Mechanical Strain Determines Cilia Length, Motility, and Planar Position in the Left-Right Organizer

Highlights

• Different ciliated cells in the left-right organizer (LRO) produce and sense fluid flow

• Mechanical strain in the Xenopus LRO specifies flow producing ciliated cells

• Mechanical strain also specifies a global planar axis required for leftward flow

• Strain is a developmental cue linking cilia planar positioning and motile differentiation

Summary

The Xenopus left-right organizer (LRO) breaks symmetry along the left-right axis of the early embryo by producing and sensing directed ciliary flow as a patterning cue. To carry out this process, the LRO contains different ciliated cell types that vary in cilia length, whether they are motile or sensory, and how they position their cilia along the anterior-posterior (A-P) planar axis.
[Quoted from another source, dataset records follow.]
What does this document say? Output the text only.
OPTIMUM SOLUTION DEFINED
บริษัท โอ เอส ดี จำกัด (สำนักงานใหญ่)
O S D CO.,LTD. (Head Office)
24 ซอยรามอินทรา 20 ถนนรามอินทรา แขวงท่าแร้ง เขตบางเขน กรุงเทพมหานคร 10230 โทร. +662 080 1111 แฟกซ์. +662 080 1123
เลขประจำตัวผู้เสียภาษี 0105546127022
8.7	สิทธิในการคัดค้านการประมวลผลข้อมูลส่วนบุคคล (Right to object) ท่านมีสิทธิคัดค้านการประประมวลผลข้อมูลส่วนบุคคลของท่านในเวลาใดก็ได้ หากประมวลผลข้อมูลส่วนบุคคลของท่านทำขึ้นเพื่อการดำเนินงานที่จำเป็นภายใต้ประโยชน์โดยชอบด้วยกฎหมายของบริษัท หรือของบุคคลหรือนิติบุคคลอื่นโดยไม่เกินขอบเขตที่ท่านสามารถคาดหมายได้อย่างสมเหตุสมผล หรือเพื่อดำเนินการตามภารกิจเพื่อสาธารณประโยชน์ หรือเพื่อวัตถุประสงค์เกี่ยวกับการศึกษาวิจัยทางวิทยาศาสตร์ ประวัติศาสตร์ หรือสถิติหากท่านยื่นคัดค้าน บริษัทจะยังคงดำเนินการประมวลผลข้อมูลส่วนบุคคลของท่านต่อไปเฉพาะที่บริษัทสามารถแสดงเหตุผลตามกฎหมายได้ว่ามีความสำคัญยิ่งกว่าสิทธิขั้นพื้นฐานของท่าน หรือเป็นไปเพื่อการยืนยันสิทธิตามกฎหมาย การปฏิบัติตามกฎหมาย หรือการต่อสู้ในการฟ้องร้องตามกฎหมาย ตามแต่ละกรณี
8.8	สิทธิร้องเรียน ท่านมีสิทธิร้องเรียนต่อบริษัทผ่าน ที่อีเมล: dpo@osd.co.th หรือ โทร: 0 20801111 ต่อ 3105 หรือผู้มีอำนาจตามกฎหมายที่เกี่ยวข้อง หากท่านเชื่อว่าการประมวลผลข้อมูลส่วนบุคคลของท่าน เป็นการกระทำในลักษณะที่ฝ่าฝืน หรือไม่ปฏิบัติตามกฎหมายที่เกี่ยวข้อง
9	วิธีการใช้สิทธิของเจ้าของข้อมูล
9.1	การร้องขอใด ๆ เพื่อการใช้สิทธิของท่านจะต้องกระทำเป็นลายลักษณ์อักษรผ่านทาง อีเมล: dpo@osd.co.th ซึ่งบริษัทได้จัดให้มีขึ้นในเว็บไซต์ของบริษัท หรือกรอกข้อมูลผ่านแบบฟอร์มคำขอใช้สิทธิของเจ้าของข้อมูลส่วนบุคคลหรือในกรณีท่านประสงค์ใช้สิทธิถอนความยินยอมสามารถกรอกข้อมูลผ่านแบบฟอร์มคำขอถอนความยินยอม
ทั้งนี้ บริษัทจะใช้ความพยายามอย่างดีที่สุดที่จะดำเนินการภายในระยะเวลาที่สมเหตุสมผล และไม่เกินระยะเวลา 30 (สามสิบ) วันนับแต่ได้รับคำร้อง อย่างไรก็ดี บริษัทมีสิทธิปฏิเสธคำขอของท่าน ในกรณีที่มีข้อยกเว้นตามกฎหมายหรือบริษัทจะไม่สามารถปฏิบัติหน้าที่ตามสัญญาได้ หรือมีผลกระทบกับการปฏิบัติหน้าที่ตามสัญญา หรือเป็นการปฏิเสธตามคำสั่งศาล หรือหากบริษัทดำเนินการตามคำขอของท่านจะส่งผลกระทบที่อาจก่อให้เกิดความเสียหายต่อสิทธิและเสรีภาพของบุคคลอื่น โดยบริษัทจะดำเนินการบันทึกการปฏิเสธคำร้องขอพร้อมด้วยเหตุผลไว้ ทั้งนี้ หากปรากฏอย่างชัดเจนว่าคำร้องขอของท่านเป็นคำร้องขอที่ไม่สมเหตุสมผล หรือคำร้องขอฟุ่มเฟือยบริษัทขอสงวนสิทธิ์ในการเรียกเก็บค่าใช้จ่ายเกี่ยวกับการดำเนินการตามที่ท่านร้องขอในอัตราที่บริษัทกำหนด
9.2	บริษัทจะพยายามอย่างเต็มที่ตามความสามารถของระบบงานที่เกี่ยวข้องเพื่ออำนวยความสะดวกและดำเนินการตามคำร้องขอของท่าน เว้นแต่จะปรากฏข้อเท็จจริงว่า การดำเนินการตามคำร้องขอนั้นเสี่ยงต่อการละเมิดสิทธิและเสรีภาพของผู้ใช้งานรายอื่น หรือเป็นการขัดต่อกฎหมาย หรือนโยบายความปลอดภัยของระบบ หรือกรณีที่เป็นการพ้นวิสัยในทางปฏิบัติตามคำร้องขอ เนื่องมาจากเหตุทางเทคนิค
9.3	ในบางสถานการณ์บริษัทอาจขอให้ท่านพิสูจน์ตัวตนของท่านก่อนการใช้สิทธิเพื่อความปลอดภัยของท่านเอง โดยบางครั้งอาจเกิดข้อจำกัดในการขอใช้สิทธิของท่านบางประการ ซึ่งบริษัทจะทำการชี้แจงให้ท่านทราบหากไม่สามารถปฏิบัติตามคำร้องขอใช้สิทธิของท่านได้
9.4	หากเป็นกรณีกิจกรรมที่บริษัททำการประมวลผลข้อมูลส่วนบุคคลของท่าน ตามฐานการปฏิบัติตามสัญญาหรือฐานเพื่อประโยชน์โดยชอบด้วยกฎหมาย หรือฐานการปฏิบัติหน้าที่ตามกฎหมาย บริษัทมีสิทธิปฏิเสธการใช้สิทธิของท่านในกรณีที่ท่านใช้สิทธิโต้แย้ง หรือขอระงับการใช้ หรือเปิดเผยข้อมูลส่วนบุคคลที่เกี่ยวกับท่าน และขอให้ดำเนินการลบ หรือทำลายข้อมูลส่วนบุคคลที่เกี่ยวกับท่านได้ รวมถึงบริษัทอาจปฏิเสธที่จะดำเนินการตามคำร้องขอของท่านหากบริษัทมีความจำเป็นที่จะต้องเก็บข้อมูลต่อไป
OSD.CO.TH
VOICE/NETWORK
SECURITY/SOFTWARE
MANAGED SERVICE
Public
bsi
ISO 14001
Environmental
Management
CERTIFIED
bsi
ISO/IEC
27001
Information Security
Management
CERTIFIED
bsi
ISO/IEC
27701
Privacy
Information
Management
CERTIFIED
Here, we show that these different cilia features are specified in the prospective LRO during gastrulation, based on anisotropic mechanical strain that is oriented along the A-P axis, and graded in levels along the medial-lateral axis. Strain instructs ciliated cell differentiation by acting on a mesodermal prepattern present at blastula stages, involving foxj1. We propose that differential strain is a graded, developmental cue, linking the establishment of an A-P planar axis to cilia length, motility, and planar location during formation of the Xenopus LRO.